Oil prices declined sharply on Wednesday amid conflicting developments in US-Iran relations and easing concerns over supply disruptions in the Middle East. Brent crude futures fell $3.11, or 3.12 percent, to $96.47 a barrel by 0913 GMT, while US West Texas Intermediate (WTI) crude dropped $3.64, or 3.88 percent, to $90.25 a barrel. These losses nearly offset gains recorded for Brent the previous day.

Market participants attributed the decline primarily to indications of progress in US-Iran negotiations aimed at ending the ongoing conflict and reopening the Strait of Hormuz, a strategic chokepoint for global oil shipments. “There has been palpable progress towards ending the crisis, and an increasing number of ships are transiting the critical chokepoint,” said PVM analyst Tamas Varga, explaining the renewed downward pressure on prices.

However, hopes for a lasting resolution were tempered by recent US military strikes near the Strait of Hormuz targeting Iranian missile sites and vessels allegedly attempting to lay mines. Commerzbank analysts noted that these actions have somewhat dampened expectations for a framework agreement between Washington and Tehran but added that market confidence remains strong despite the tensions.

Iran condemned the US strikes on Tuesday as violations of a ceasefire, while the United States maintained the operations were defensive measures. The same day, Israel intensified bombing campaigns in Lebanon, further complicating regional stability and peace efforts. The ongoing conflict, which followed a ceasefire agreement in April after three months of hostilities, has directly impacted negotiations over access to the Strait of Hormuz, through which a significant portion of the world’s oil and liquefied natural gas (LNG) passes.

News that several LNG tankers have recently navigated the strait without incident helped alleviate immediate supply disruption fears, contributing to the fall in crude prices. Analysts highlighted that the gradual resumption of shipping activity through this key corridor is boosting expectations of a forthcoming reopening, which would bolster global energy supplies.

Traders continue to monitor tanker movements and export flows from the Gulf, as any sustained reopening of the Strait of Hormuz would help stabilize markets.
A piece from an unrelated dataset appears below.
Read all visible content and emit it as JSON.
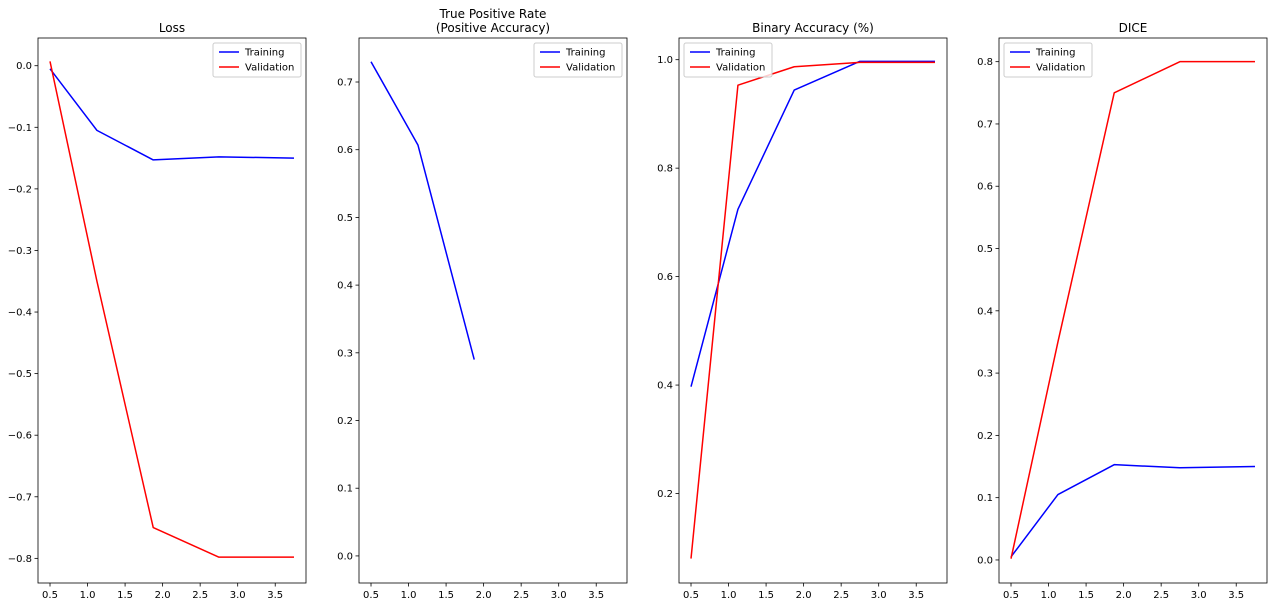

Meanwhile, investors remain attentive to upcoming policy signals from the US Federal Reserve and production decisions from major oil-exporting countries, both of which could influence future demand and supply dynamics.

Despite ongoing geopolitical tensions, some market watchers caution that slowing global economic growth and weakening fuel demand in major consuming countries may exert additional downward pressure on crude prices in the weeks ahead.